Demand for UCITS drives net inflows of EUR36bn in July, says EFAMA
UCITS registered a turnaround in net flows in July to record net inflows of EUR36bn compared to net outflows of EUR65bn in June, according to the European Fund and Asset Management Association (EFAMA).
This positive result can be attributed to all fund categories recording net inflows in July.
Long-term UCITS (UCITS excluding money market funds) registered net inflows of EUR35bn, up from net outflows of EUR25bn in June.
Net sales of bond funds returned to positive territory registering net inflows of EUR6bn, compared to net outflows of EUR18bn in June.
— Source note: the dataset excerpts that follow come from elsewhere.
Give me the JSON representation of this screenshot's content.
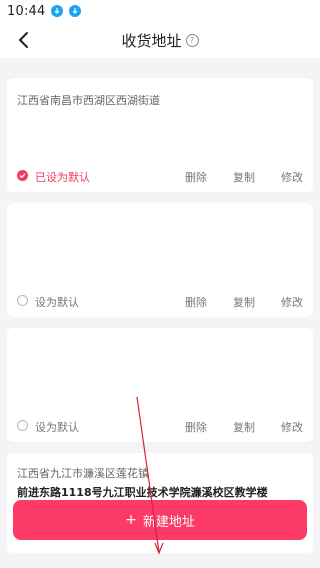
{
  "status_bar": {
    "time": "10:44",
    "icons": [
      "download-icon",
      "download-icon"
    ]
  },
  "header": {
    "title": "收货地址",
    "help_icon": "question-circle-icon",
    "back_icon": "chevron-left-icon"
  },
  "addresses": [
    {
      "line1": "江西省南昌市西湖区西湖街道",
      "line2": "",
      "is_default": true,
      "default_label": "已设为默认",
      "actions": {
        "delete": "删除",
        "copy": "复制",
        "edit": "修改"
      }
    },
    {
      "line1": "",
      "line2": "",
      "is_default": false,
      "default_label": "设为默认",
      "actions": {
        "delete": "删除",
        "copy": "复制",
        "edit": "修改"
      }
    },
    {
      "line1": "",
      "line2": "",
      "is_default": false,
      "default_label": "设为默认",
      "actions": {
        "delete": "删除",
        "copy": "复制",
        "edit": "修改"
      }
    },
    {
      "line1": "江西省九江市濂溪区莲花镇",
      "line2": "前进东路1118号九江职业技术学院濂溪校区教学楼",
      "is_default": false,
      "default_label": "",
      "actions": {}
    }
  ],
  "new_address_button": {
    "label": "新建地址",
    "icon": "plus-icon"
  },
  "colors": {
    "accent": "#fb3a66",
    "default_active": "#f23a5f",
    "annotation_arrow": "#d9233a"
  }
}
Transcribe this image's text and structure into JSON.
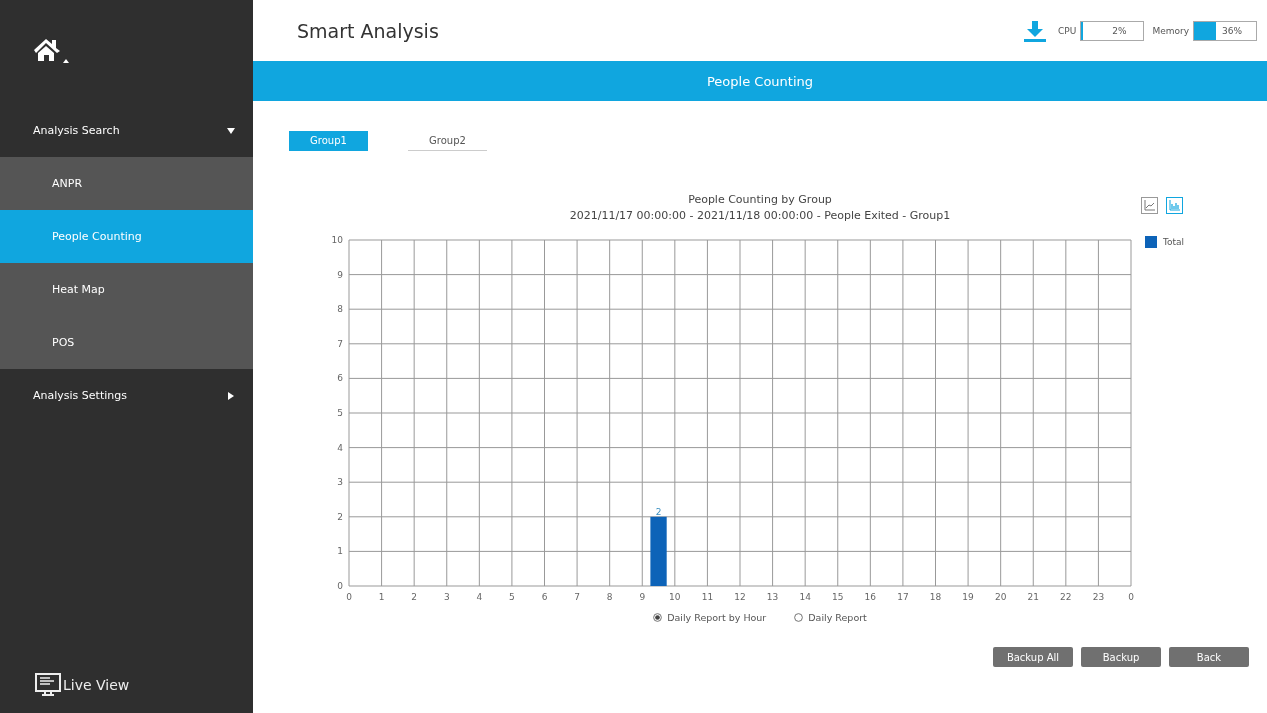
{
  "sidebar": {
    "items": [
      {
        "label": "Analysis Search",
        "expanded": true,
        "children": [
          {
            "label": "ANPR",
            "selected": false
          },
          {
            "label": "People Counting",
            "selected": true
          },
          {
            "label": "Heat Map",
            "selected": false
          },
          {
            "label": "POS",
            "selected": false
          }
        ]
      },
      {
        "label": "Analysis Settings",
        "expanded": false
      }
    ],
    "footer": "Live View"
  },
  "header": {
    "title": "Smart Analysis",
    "cpu": {
      "label": "CPU",
      "reading": "2%",
      "level": 0.02
    },
    "memory": {
      "label": "Memory",
      "reading": "36%",
      "level": 0.36
    }
  },
  "section_title": "People Counting",
  "tabs": [
    {
      "label": "Group1",
      "selected": true
    },
    {
      "label": "Group2",
      "selected": false
    }
  ],
  "chart": {
    "title": "People Counting by Group",
    "subtitle": "2021/11/17 00:00:00 - 2021/11/18 00:00:00 - People Exited - Group1",
    "next_day_label": "0",
    "view_modes": [
      {
        "kind": "line",
        "selected": false
      },
      {
        "kind": "bar",
        "selected": true
      }
    ],
    "chart_data": {
      "type": "bar",
      "x": [
        0.5,
        1.5,
        2.5,
        3.5,
        4.5,
        5.5,
        6.5,
        7.5,
        8.5,
        9.5,
        10.5,
        11.5,
        12.5,
        13.5,
        14.5,
        15.5,
        16.5,
        17.5,
        18.5,
        19.5,
        20.5,
        21.5,
        22.5,
        23.5
      ],
      "series": [
        {
          "name": "Total",
          "color": "#0d63b8",
          "values": [
            0,
            0,
            0,
            0,
            0,
            0,
            0,
            0,
            0,
            2,
            0,
            0,
            0,
            0,
            0,
            0,
            0,
            0,
            0,
            0,
            0,
            0,
            0,
            0
          ]
        }
      ],
      "xlim": [
        0,
        24
      ],
      "ylim": [
        0,
        10
      ],
      "xticks": [
        0,
        1,
        2,
        3,
        4,
        5,
        6,
        7,
        8,
        9,
        10,
        11,
        12,
        13,
        14,
        15,
        16,
        17,
        18,
        19,
        20,
        21,
        22,
        23
      ],
      "yticks": [
        0,
        1,
        2,
        3,
        4,
        5,
        6,
        7,
        8,
        9,
        10
      ],
      "grid": true,
      "value_labels": [
        [
          null,
          null,
          null,
          null,
          null,
          null,
          null,
          null,
          null,
          "2",
          null,
          null,
          null,
          null,
          null,
          null,
          null,
          null,
          null,
          null,
          null,
          null,
          null,
          null
        ]
      ]
    }
  },
  "report_types": [
    {
      "label": "Daily Report by Hour",
      "selected": true
    },
    {
      "label": "Daily Report",
      "selected": false
    }
  ],
  "buttons": [
    "Backup All",
    "Backup",
    "Back"
  ]
}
Net sales of equity funds totalled EUR14bn, compared to net outflows of EUR9bn in June.
Net sales of balanced funds increased to EUR9bn in July from break-even point a month earlier.
Money market funds registered net inflows in July of EUR1bn, representing a significant reversal in flows after recording net outflows of EUR40bn in June.
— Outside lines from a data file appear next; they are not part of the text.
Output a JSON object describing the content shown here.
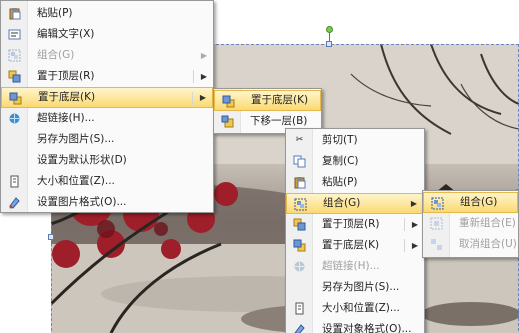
{
  "menu1": {
    "items": [
      {
        "label": "粘贴(P)",
        "icon": "paste-icon",
        "sub": false,
        "disabled": false
      },
      {
        "label": "编辑文字(X)",
        "icon": "edit-text-icon",
        "sub": false,
        "disabled": false
      },
      {
        "label": "组合(G)",
        "icon": "group-icon",
        "sub": true,
        "disabled": true
      },
      {
        "label": "置于顶层(R)",
        "icon": "bring-to-front-icon",
        "sub": true,
        "disabled": false
      },
      {
        "label": "置于底层(K)",
        "icon": "send-to-back-icon",
        "sub": true,
        "disabled": false,
        "highlight": true
      },
      {
        "label": "超链接(H)...",
        "icon": "hyperlink-icon",
        "sub": false,
        "disabled": false
      },
      {
        "label": "另存为图片(S)...",
        "icon": "",
        "sub": false,
        "disabled": false
      },
      {
        "label": "设置为默认形状(D)",
        "icon": "",
        "sub": false,
        "disabled": false
      },
      {
        "label": "大小和位置(Z)...",
        "icon": "size-position-icon",
        "sub": false,
        "disabled": false
      },
      {
        "label": "设置图片格式(O)...",
        "icon": "format-picture-icon",
        "sub": false,
        "disabled": false
      }
    ]
  },
  "menu2": {
    "items": [
      {
        "label": "置于底层(K)",
        "icon": "send-to-back-icon",
        "highlight": true
      },
      {
        "label": "下移一层(B)",
        "icon": "send-backward-icon",
        "highlight": false
      }
    ]
  },
  "menu3": {
    "items": [
      {
        "label": "剪切(T)",
        "icon": "cut-icon",
        "sub": false,
        "disabled": false
      },
      {
        "label": "复制(C)",
        "icon": "copy-icon",
        "sub": false,
        "disabled": false
      },
      {
        "label": "粘贴(P)",
        "icon": "paste-icon",
        "sub": false,
        "disabled": false
      },
      {
        "label": "组合(G)",
        "icon": "group-icon",
        "sub": true,
        "disabled": false,
        "highlight": true
      },
      {
        "label": "置于顶层(R)",
        "icon": "bring-to-front-icon",
        "sub": true,
        "disabled": false
      },
      {
        "label": "置于底层(K)",
        "icon": "send-to-back-icon",
        "sub": true,
        "disabled": false
      },
      {
        "label": "超链接(H)...",
        "icon": "hyperlink-icon",
        "sub": false,
        "disabled": true
      },
      {
        "label": "另存为图片(S)...",
        "icon": "",
        "sub": false,
        "disabled": false
      },
      {
        "label": "大小和位置(Z)...",
        "icon": "size-position-icon",
        "sub": false,
        "disabled": false
      },
      {
        "label": "设置对象格式(O)...",
        "icon": "format-object-icon",
        "sub": false,
        "disabled": false
      }
    ]
  },
  "menu4": {
    "items": [
      {
        "label": "组合(G)",
        "icon": "group-icon",
        "disabled": false,
        "highlight": true
      },
      {
        "label": "重新组合(E)",
        "icon": "regroup-icon",
        "disabled": true
      },
      {
        "label": "取消组合(U)",
        "icon": "ungroup-icon",
        "disabled": true
      }
    ]
  },
  "colors": {
    "highlight": "#fbd972",
    "menu_bg": "#fafafa",
    "gutter": "#f0f0f0",
    "disabled": "#a0a0a0",
    "foliage": "#9e1e2a"
  }
}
Total non-UCITS recorded increased net sales in July of EUR16bn, up from EUR9bn in June. This increase in net sales can be attributed to special funds (funds reserved to institutional investors) which registered net inflows of EUR12bn, up from EUR8bn recorded in the previous month.
Total net assets of UCITS stood at EUR6,666bn at end July 2013, representing a 1.6 per cent increase during the month.
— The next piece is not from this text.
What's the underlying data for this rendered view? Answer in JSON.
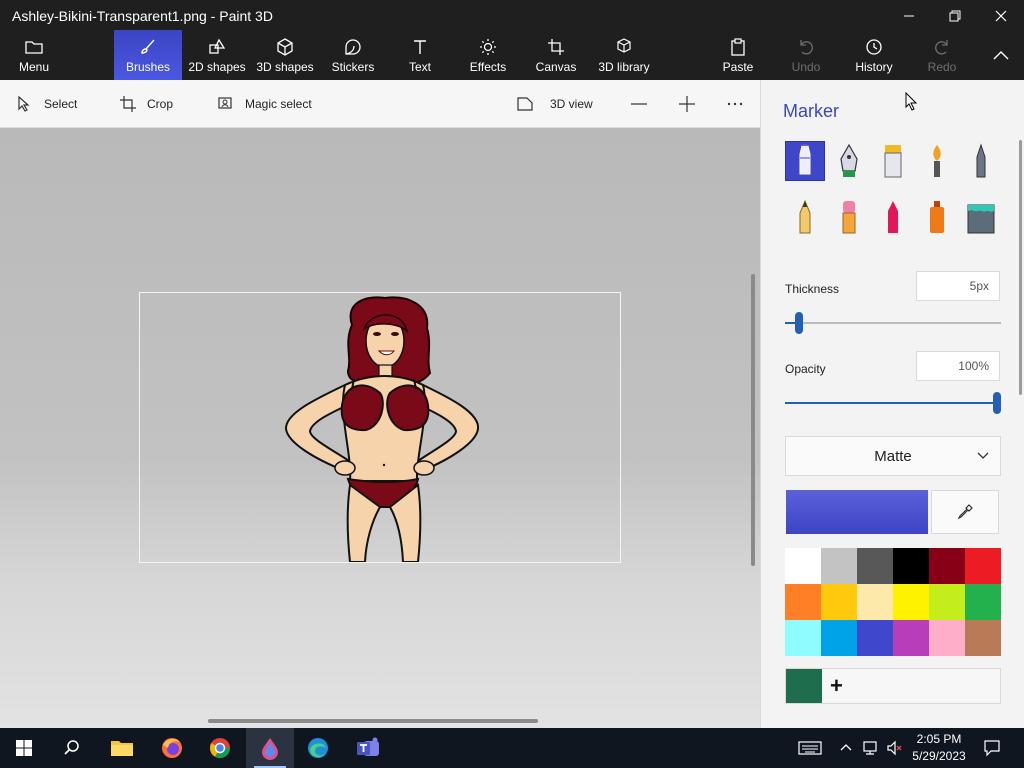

Total net assets of non-UCITS also increased in July by 1.3 per cent to stand at EUR2,675bn at month end.
Total net assets of the European investment fund industry at end July amounted to EUR9,342bn.
Bernard Delbecque, director of economics and research at EFAMA, says: “Investor demand for long-term UCITS in July was boosted by encouraging economic data and signals from central banks that monetary policy would continue to provide support for economic growth.”